Robust CDC implementations must address several operational challenges that arise in production environments. Out-of-order updates occur when changes arrive at the destination in a different sequence than they occurred at the source, potentially due to network delays, parallel processing, or asynchronous replication. CDC systems must preserve causality and apply updates in the correct logical order to avoid corrupting downstream data.
Delete operations present particular complexity, as the system must accurately distinguish between intentional deletions and records that simply failed to be captured. Some CDC approaches use soft deletes (marking records as deleted with a timestamp) rather than hard deletes, preserving history for auditing and enabling easier recovery from errors.
Late-arriving data refers to changes that are discovered or delivered after a significant delay, potentially after downstream systems have already processed subsequent updates. CDC pipelines must implement idempotent processing logic and maintain sufficient history to correctly retroactively apply delayed changes without creating inconsistencies 5).
Modern CDC implementations employ several architectural patterns. Event streaming platforms like Apache Kafka, AWS Kinesis, and cloud messaging services serve as the backbone for many CDC pipelines, providing reliable, ordered delivery of change events. Change data capture connectors from platforms like Debezium extract changes from source databases and deliver them to streaming systems, while frameworks like Apache Flink or Spark Streaming process these events and apply them to downstream targets.
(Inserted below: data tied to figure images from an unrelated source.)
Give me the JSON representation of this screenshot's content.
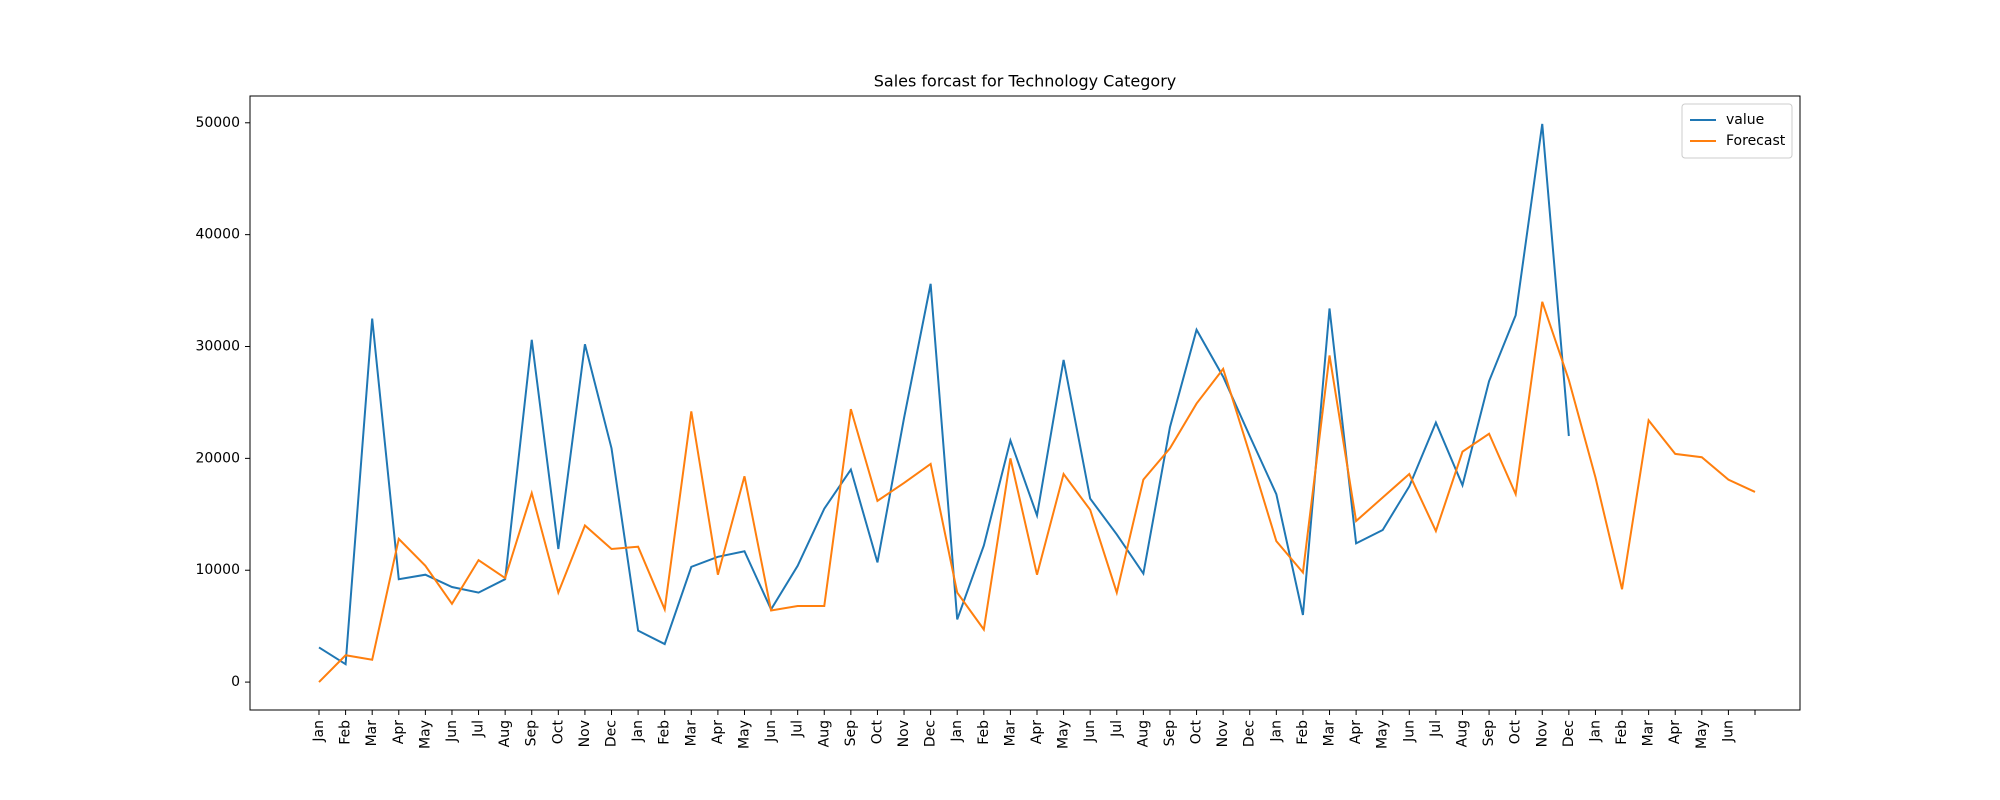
{
  "chart_data": {
    "type": "line",
    "title": "Sales forcast for Technology Category",
    "categories": [
      "Jan",
      "Feb",
      "Mar",
      "Apr",
      "May",
      "Jun",
      "Jul",
      "Aug",
      "Sep",
      "Oct",
      "Nov",
      "Dec",
      "Jan",
      "Feb",
      "Mar",
      "Apr",
      "May",
      "Jun",
      "Jul",
      "Aug",
      "Sep",
      "Oct",
      "Nov",
      "Dec",
      "Jan",
      "Feb",
      "Mar",
      "Apr",
      "May",
      "Jun",
      "Jul",
      "Aug",
      "Sep",
      "Oct",
      "Nov",
      "Dec",
      "Jan",
      "Feb",
      "Mar",
      "Apr",
      "May",
      "Jun",
      "Jul",
      "Aug",
      "Sep",
      "Oct",
      "Nov",
      "Dec",
      "Jan",
      "Feb",
      "Mar",
      "Apr",
      "May",
      "Jun",
      null
    ],
    "series": [
      {
        "name": "value",
        "color": "#1f77b4",
        "values": [
          3100,
          1600,
          32500,
          9200,
          9600,
          8500,
          8000,
          9200,
          30600,
          11900,
          30200,
          20900,
          4600,
          3400,
          10300,
          11200,
          11700,
          6500,
          10400,
          15500,
          19000,
          10700,
          23600,
          35600,
          5600,
          12200,
          21600,
          14900,
          28800,
          16400,
          13200,
          9700,
          22800,
          31500,
          27300,
          22000,
          16800,
          6000,
          33400,
          12400,
          13600,
          17500,
          23200,
          17600,
          26900,
          32800,
          49900,
          22000,
          null,
          null,
          null,
          null,
          null,
          null,
          null
        ]
      },
      {
        "name": "Forecast",
        "color": "#ff7f0e",
        "values": [
          0,
          2400,
          2000,
          12800,
          10400,
          7000,
          10900,
          9300,
          16900,
          8000,
          14000,
          11900,
          12100,
          6500,
          24200,
          9600,
          18400,
          6400,
          6800,
          6800,
          24400,
          16200,
          17800,
          19500,
          8000,
          4700,
          20000,
          9600,
          18600,
          15400,
          8000,
          18100,
          20900,
          24900,
          28000,
          20400,
          12600,
          9800,
          29200,
          14400,
          16500,
          18600,
          13500,
          20600,
          22200,
          16800,
          34000,
          27000,
          18300,
          8300,
          23400,
          20400,
          20100,
          18100,
          17000
        ]
      }
    ],
    "ylim": [
      -2495,
      52395
    ],
    "yticks": [
      0,
      10000,
      20000,
      30000,
      40000,
      50000
    ],
    "grid": false,
    "legend": "upper right"
  }
}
Cloud-native data platforms have increasingly integrated CDC capabilities directly into their platforms. Databricks, Snowflake, and similar systems now offer native CDC support, allowing users to capture changes from source systems and efficiently apply them to analytics tables without manual pipeline coding 6). AutoCDC automates the detection and application of snapshot-based changes, further reducing the operational burden of implementing CDC for scenarios where periodic snapshots are the primary source of change information 7).
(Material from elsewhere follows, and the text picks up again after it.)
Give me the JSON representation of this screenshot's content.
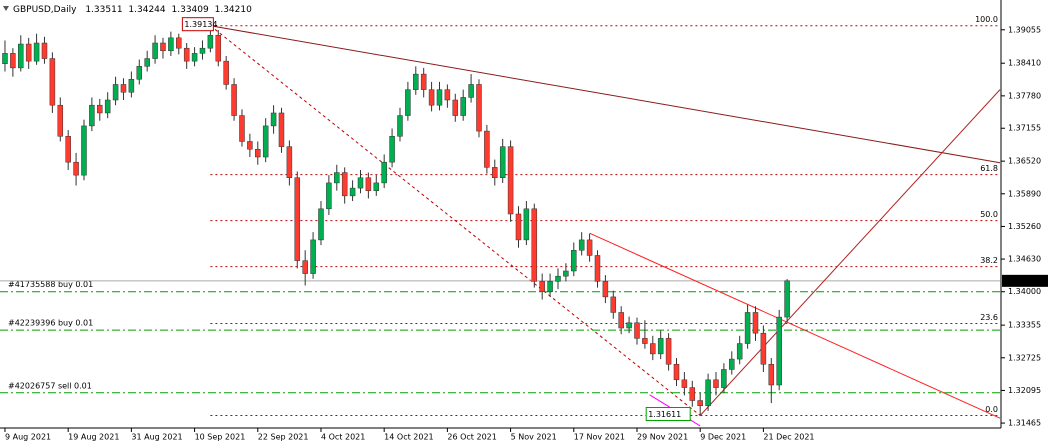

CDC enables multiple critical use cases across organizations. Real-time analytics relies on CDC to keep analytical tables synchronized with operational sources, enabling dashboards and reports to reflect current data. Data replication uses CDC to maintain read replicas, backup copies, and distributed copies of operational databases. Event-driven architectures trigger downstream actions based on detected changes, such as notifying microservices when customer records are updated or initiating workflow processes when order status changes 8).
CDC also supports compliance and auditing by maintaining detailed change logs that satisfy regulatory requirements for data governance and historical tracking, and enables data warehouse loading where CDC efficiently populates slowly-changing dimensions and fact tables without full reloads.